Sleep-Disordered Breathing (SDB) impacts an estimated 17 percent of U.S. adults, according to researchers at Brigham and Women's Hospital and the Harvard School of Public Health in Boston. Many people are totally unaware they have a problem, despite the reality SDB robs individuals of as much as half of their deeper, restorative stages of sleep at night.
"While therapies are available for the disorder, the majority of adults with SDB are not being treated, and many people are resistant to therapy," explained Antonella Zanobetti, PhD, one of three researchers in a recent study.
Exerting influence on the severity of SDB are three factors, according to the Boston group: pollution, air temperature, and obesity.
To examine the role environmental factors may play in SDB, the researchers studied 3,000 individuals, analyzing the impact of air pollution levels in the form of particulate matter and of higher temperatures associated with summer months.
"We found novel evidence for pollution and temperature effects on sleep-disordered breathing," noted Zanobetti in a study published in a recent edition of the American Journal of Respiratory and Critical Care Medicine. "Increases in apnea or hypopnea...were associated with increases in short-term temperature over all seasons and with increases in particle pollution levels in the summer months."
Findings of the study suggest "one mechanism for poor sleep and sleep health disparities may be related to environmental pollution levels," she noted.
SDB is often grouped alongside obstructive sleep apnea in similarity, but they are really not the same thing. SDB is a more complex breathing condition endangering health by two physiological processes: sleep fragmentation and oxygen fluctuations, according to experts at sleeptreatment.com.

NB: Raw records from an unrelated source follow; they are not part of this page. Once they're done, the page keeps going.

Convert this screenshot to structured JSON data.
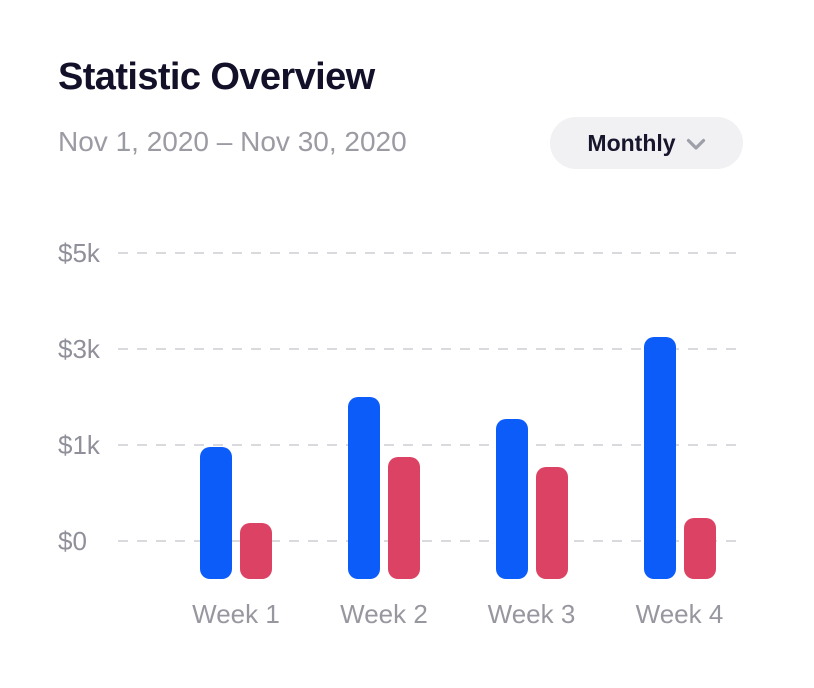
{
  "header": {
    "title": "Statistic Overview",
    "date_range": "Nov 1, 2020 – Nov 30, 2020",
    "period_selector": {
      "label": "Monthly",
      "icon": "chevron-down-icon"
    }
  },
  "chart_data": {
    "type": "bar",
    "title": "Statistic Overview",
    "subtitle": "Nov 1, 2020 – Nov 30, 2020",
    "unit": "USD",
    "categories": [
      "Week 1",
      "Week 2",
      "Week 3",
      "Week 4"
    ],
    "series": [
      {
        "name": "series-blue",
        "color": "#0c5cfa",
        "values": [
          980,
          2000,
          1550,
          3250
        ]
      },
      {
        "name": "series-red",
        "color": "#dc4263",
        "values": [
          190,
          875,
          770,
          240
        ]
      }
    ],
    "y_axis": {
      "ticks_top_to_bottom": [
        {
          "label": "$5k",
          "value": 5000
        },
        {
          "label": "$3k",
          "value": 3000
        },
        {
          "label": "$1k",
          "value": 1000
        },
        {
          "label": "$0",
          "value": 0
        }
      ],
      "scale_note": "ticks evenly spaced on screen"
    },
    "xlabel": "",
    "ylabel": "",
    "grid": "horizontal-dashed",
    "legend": "none"
  },
  "colors": {
    "background": "#ffffff",
    "title_text": "#131129",
    "muted_text": "#9b9ba3",
    "axis_text": "#94949d",
    "gridline": "#d9d9de",
    "bar_blue": "#0c5cfa",
    "bar_red": "#dc4263",
    "pill_background": "#f1f1f3",
    "pill_text": "#17162d"
  }
}
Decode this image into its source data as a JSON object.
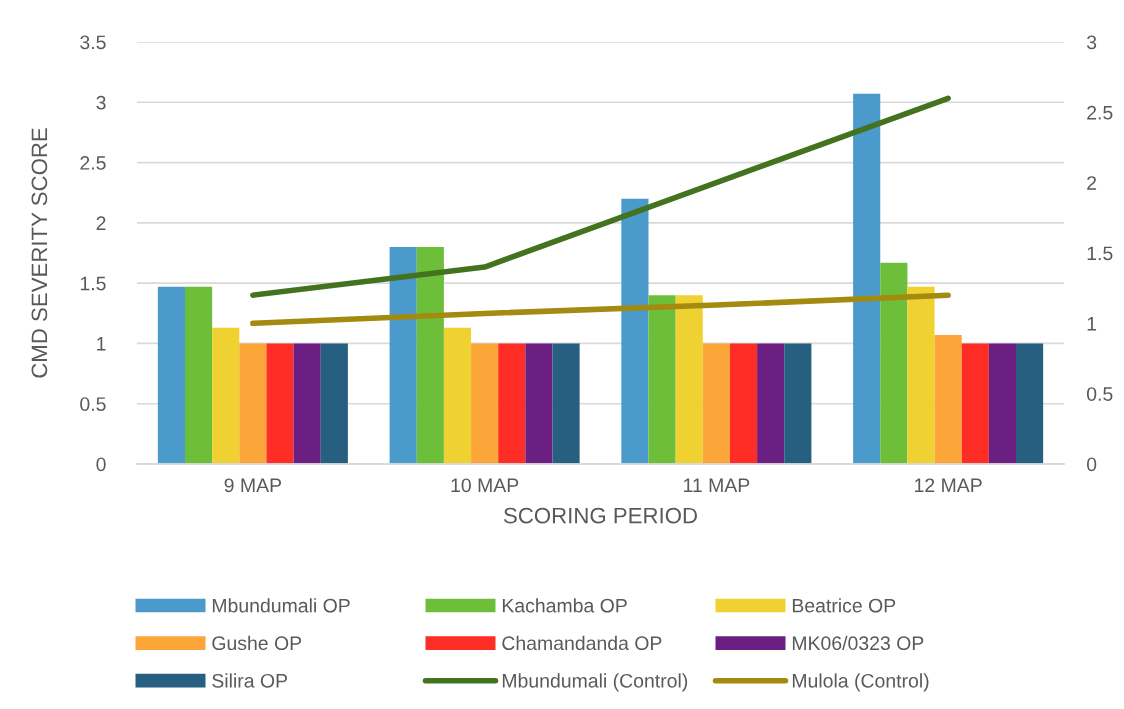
{
  "chart_data": {
    "type": "bar",
    "xlabel": "SCORING PERIOD",
    "ylabel": "CMD SEVERITY SCORE",
    "categories": [
      "9 MAP",
      "10 MAP",
      "11 MAP",
      "12 MAP"
    ],
    "series": [
      {
        "name": "Mbundumali OP",
        "color": "#4a9acb",
        "values": [
          1.47,
          1.8,
          2.2,
          3.07
        ]
      },
      {
        "name": "Kachamba OP",
        "color": "#6dbf3a",
        "values": [
          1.47,
          1.8,
          1.4,
          1.67
        ]
      },
      {
        "name": "Beatrice OP",
        "color": "#f0d132",
        "values": [
          1.13,
          1.13,
          1.4,
          1.47
        ]
      },
      {
        "name": "Gushe OP",
        "color": "#fca63a",
        "values": [
          1,
          1,
          1,
          1.07
        ]
      },
      {
        "name": "Chamandanda OP",
        "color": "#fe2d25",
        "values": [
          1,
          1,
          1,
          1
        ]
      },
      {
        "name": "MK06/0323 OP",
        "color": "#6b1f82",
        "values": [
          1,
          1,
          1,
          1
        ]
      },
      {
        "name": "Silira OP",
        "color": "#265f80",
        "values": [
          1,
          1,
          1,
          1
        ]
      },
      {
        "name": "Mbundumali (Control)",
        "type": "line",
        "axis": "y2",
        "color": "#43731f",
        "values": [
          1.2,
          1.4,
          2.0,
          2.6
        ]
      },
      {
        "name": "Mulola (Control)",
        "type": "line",
        "axis": "y2",
        "color": "#a38a10",
        "values": [
          1.0,
          1.07,
          1.13,
          1.2
        ]
      }
    ],
    "ylim": [
      0,
      3.5
    ],
    "yticks": [
      0,
      0.5,
      1,
      1.5,
      2,
      2.5,
      3,
      3.5
    ],
    "y2lim": [
      0,
      3
    ],
    "y2ticks": [
      0,
      0.5,
      1,
      1.5,
      2,
      2.5,
      3
    ],
    "grid": "y",
    "legend": "bottom",
    "marker": "none",
    "line_style": "solid"
  }
}
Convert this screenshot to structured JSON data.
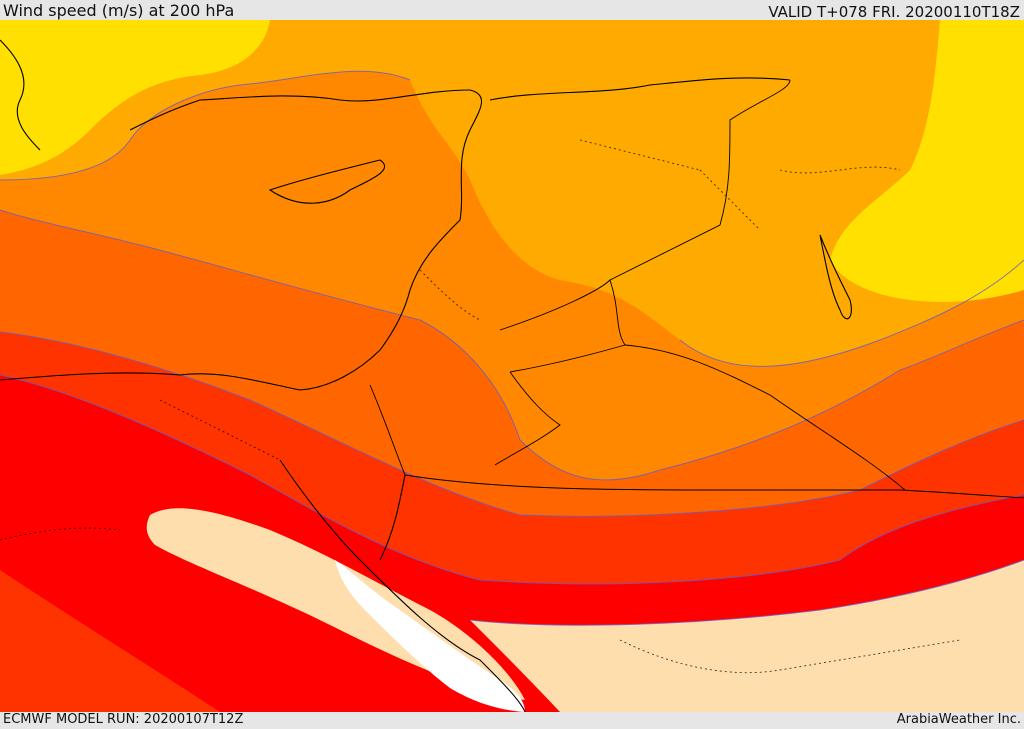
{
  "header": {
    "title": "Wind speed (m/s) at 200 hPa",
    "valid": "VALID T+078 FRI. 20200110T18Z"
  },
  "footer": {
    "model_run": "ECMWF MODEL RUN: 20200107T12Z",
    "credit": "ArabiaWeather Inc."
  },
  "colors": {
    "yellow": "#ffe000",
    "light_orange": "#ffaa00",
    "orange": "#ff8800",
    "dark_orange": "#ff6600",
    "red_orange": "#ff3300",
    "red": "#ff0000",
    "peach": "#ffdead",
    "water": "#ffffff",
    "contour": "#6a5acd",
    "coast": "#000000"
  }
}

SDB triggers hundreds of little nighttime awakenings, which cause sleep fragmentation.
On the oxygen fluctuation side, SDB causes saturation shifts that can drop oxygen below normal levels of 90 percent to 100 percent for as many as 30 seconds before returning to normal.
Whereas the hallmark of OSA is a cessation of breathing for short spurts, this is not necessarily true in SDB where efforts to bring in a full breath are compromised through hypopneas or flow limitations.

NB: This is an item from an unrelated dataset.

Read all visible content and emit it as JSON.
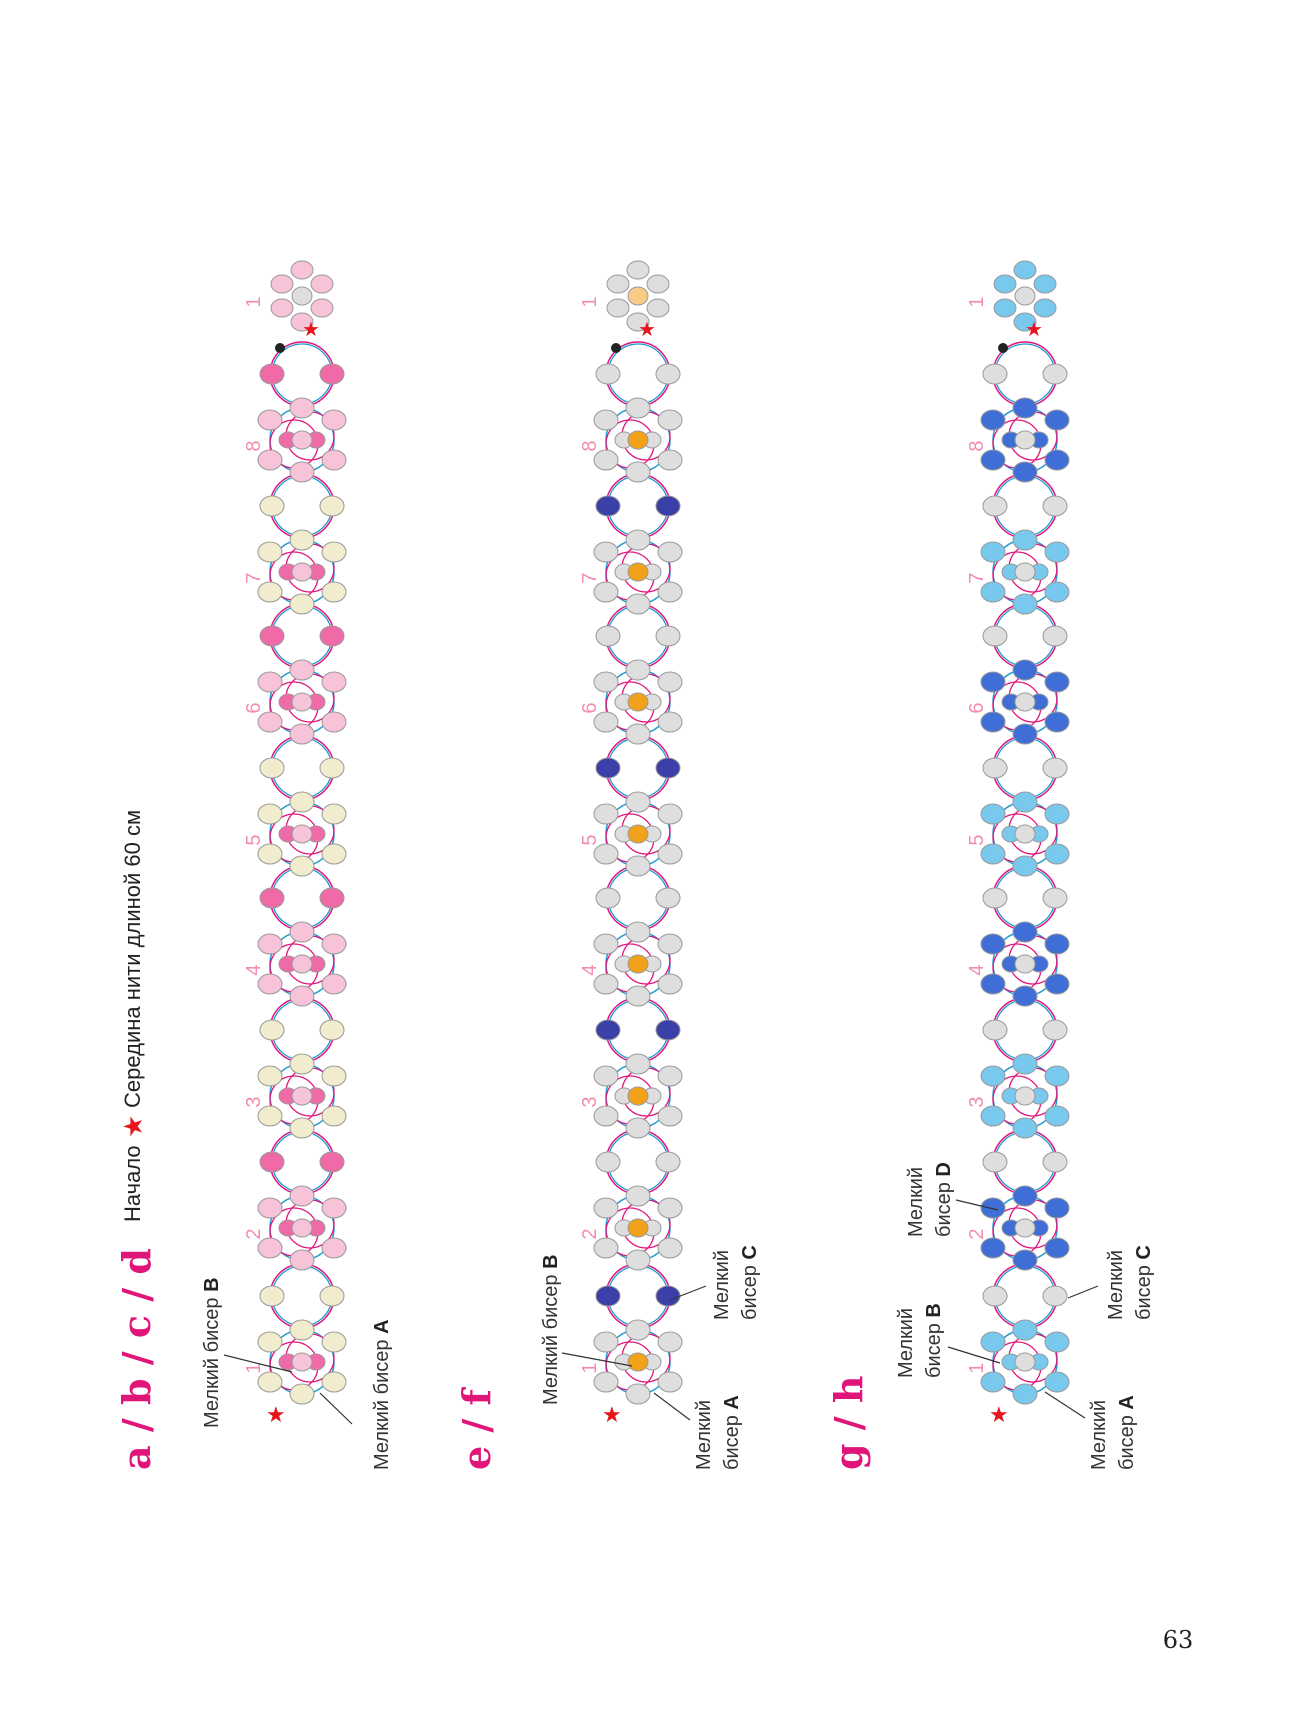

Increased attention is being focused on SDB of late because it is a known cause of cardiovascular diseases, and timely treatments can stave off health concerns.

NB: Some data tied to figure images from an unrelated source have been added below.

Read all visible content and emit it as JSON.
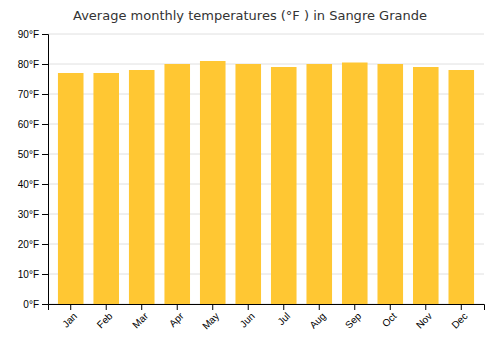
{
  "chart_data": {
    "type": "bar",
    "title": "Average monthly temperatures (°F ) in Sangre Grande",
    "categories": [
      "Jan",
      "Feb",
      "Mar",
      "Apr",
      "May",
      "Jun",
      "Jul",
      "Aug",
      "Sep",
      "Oct",
      "Nov",
      "Dec"
    ],
    "values": [
      77,
      77,
      78,
      80,
      81,
      80,
      79,
      80,
      80.5,
      80,
      79,
      78
    ],
    "color": "#ffc733",
    "ylim": [
      0,
      90
    ],
    "yticks": [
      {
        "value": 0,
        "label": "0°F"
      },
      {
        "value": 10,
        "label": "10°F"
      },
      {
        "value": 20,
        "label": "20°F"
      },
      {
        "value": 30,
        "label": "30°F"
      },
      {
        "value": 40,
        "label": "40°F"
      },
      {
        "value": 50,
        "label": "50°F"
      },
      {
        "value": 60,
        "label": "60°F"
      },
      {
        "value": 70,
        "label": "70°F"
      },
      {
        "value": 80,
        "label": "80°F"
      },
      {
        "value": 90,
        "label": "90°F"
      }
    ],
    "grid": true
  }
}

Adding some health care precautions to their study, researchers noted the prevalence of SDB in the U.S. may increase as more residents gravitate into the obesity range.
"Along with reductions in obesity, these new data suggest that reductions in air pollution exposure might decrease severity of SDB and nocturnal hypoxia and may improve cardiac risk," explained Zonabetti.
The study sheds more importance on the critical importance of adequate sleep to health and well being, noted John Heffner, MD, past president of the American Thoracic Society.
Because SDB increases risks for cardiovascular disease, strokes, and other major health conditions, all factors that contribute to the sleep disruptions need to be placed in the remediation-needed category. While little can be done to control outdoor temperatures, more can be done to control pollution levels and obesity.